Well later in life and just like most women, I started to get the baby bug and my clock was ticking. I thought best to stop the medication and and assumed I was cured (truth...HA!). I have always had a high tolerance for pain but the pain that came after removing myself from the medication was unbearable. I can still recall driving down the street and unable to press the car accelerator because my legs had gone numb.
I was in my mid to late 20s when a physician told me that I more than likely would not be able to have children. I was devastated and although we never forget certain moments in our lives, I remember that exact moment because he told me over the phone but for whatever reason I cannot remember my age at that time but I knew then that I was going to fight with everything in me. I cannot tell you how many doctors I have seen. I STILL find old medical records stored at home with a different provider's name and honestly cannot recall those visits. I have had so many surgeries I have lost count (between 5-7) and from the repeated laparoscopic procedures with the camera my naval has been disfigured.
NOW fast forward I am 30 years old, engaged to me married and having to have a conversation about not being able to give him children. THOUGHTS: (1) He is going to leave me, (2) He is going to think something is wrong with me, (3) He will leave and have a baby with someone else. Those are just a few things that ran through my mind (trust me it was many more). But GOD blessed me with a man that was my friend long before we were dating, engaged or married so he knew a small part of my story but not in full detail. All I remember him saying to me, "I am not marrying you for children, I am marrying you for you and we will figure that out along the way". AND even after that, my mind would not allow me to believe him because deep down in my heart of insecurities no man would be willing to stay with a broken woman.

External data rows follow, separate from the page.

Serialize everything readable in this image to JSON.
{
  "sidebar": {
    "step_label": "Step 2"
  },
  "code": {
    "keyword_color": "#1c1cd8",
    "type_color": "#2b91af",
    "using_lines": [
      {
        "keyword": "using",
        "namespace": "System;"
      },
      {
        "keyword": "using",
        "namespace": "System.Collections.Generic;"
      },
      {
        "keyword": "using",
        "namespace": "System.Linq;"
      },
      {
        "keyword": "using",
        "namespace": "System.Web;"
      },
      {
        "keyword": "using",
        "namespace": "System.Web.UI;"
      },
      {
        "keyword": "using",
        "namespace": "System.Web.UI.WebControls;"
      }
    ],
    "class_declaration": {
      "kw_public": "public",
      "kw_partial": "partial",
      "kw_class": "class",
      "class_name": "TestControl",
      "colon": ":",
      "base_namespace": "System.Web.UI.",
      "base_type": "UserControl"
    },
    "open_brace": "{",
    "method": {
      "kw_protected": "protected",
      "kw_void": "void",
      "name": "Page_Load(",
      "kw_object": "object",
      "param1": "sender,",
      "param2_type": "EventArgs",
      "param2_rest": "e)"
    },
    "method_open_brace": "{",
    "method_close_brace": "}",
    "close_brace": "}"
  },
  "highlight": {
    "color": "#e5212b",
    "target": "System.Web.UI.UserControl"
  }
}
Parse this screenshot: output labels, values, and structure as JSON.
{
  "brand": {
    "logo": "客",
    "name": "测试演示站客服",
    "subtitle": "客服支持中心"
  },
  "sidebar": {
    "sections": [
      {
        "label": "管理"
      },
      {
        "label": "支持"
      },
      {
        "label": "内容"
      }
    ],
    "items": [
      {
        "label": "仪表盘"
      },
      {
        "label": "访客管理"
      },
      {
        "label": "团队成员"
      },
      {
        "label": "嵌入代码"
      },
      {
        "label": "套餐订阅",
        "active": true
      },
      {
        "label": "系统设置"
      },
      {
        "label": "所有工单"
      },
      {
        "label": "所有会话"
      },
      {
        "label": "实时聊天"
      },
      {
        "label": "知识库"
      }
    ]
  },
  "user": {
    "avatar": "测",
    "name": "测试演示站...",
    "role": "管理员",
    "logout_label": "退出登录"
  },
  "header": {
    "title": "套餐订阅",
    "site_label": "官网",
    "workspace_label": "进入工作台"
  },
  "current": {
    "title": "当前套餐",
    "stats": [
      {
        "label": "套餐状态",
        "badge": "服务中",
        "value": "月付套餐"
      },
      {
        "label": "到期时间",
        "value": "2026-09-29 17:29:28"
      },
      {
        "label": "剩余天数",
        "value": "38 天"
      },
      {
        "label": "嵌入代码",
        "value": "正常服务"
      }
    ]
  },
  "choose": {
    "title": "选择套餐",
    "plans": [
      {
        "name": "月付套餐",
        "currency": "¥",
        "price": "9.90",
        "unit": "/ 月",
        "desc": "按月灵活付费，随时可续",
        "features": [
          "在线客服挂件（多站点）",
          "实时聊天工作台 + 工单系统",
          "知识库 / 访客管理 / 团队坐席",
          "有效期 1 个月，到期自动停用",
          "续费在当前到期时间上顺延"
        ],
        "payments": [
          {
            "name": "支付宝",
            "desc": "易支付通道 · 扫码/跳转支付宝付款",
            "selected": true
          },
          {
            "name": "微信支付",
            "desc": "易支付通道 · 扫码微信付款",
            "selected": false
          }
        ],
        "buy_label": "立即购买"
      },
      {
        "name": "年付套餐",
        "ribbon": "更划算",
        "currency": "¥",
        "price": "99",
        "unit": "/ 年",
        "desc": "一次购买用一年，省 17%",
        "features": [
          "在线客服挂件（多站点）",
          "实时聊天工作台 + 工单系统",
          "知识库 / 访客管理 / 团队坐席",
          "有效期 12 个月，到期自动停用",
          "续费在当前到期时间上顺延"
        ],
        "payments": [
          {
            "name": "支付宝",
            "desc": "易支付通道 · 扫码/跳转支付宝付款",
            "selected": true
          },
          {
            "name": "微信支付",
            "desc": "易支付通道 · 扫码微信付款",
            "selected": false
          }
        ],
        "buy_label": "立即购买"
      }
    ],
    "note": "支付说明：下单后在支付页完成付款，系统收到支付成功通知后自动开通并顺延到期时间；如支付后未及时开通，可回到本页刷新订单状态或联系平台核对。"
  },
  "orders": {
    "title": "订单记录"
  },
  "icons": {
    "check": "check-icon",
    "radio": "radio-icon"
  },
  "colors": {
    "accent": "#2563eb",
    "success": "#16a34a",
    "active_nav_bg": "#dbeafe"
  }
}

Until you have walked in the shoes of Endometriosis "before" birthing a child, you have no clue of mental and physical pain that comes along with it. Endometriosis is not something that happens overnight and it only worsens with time. At the age of 12 mine was just starting, by the age of 18 the presence was clear. The medication only stalled its progression but after stopping the medication the damage was back and in full effect. I cannot count how many physicians told me that I should have taken the opportunities to have a child in my teen years because now I did not have a chance. I used to think I was being punished for many choices I made as a young girl and GOD had not forgiven me (imagine carrying that type of guilt for years).
It took us 7 years, millions of internet searches, over the counter vitamins, Chinese herbal medications, tons of money, additional heartbreaking news, road blocks, doctors appointments, arguments, hope, faith and prayer but it was all worth it to conceive at age 37 and give birth at age 38.
AND I would do it all over again!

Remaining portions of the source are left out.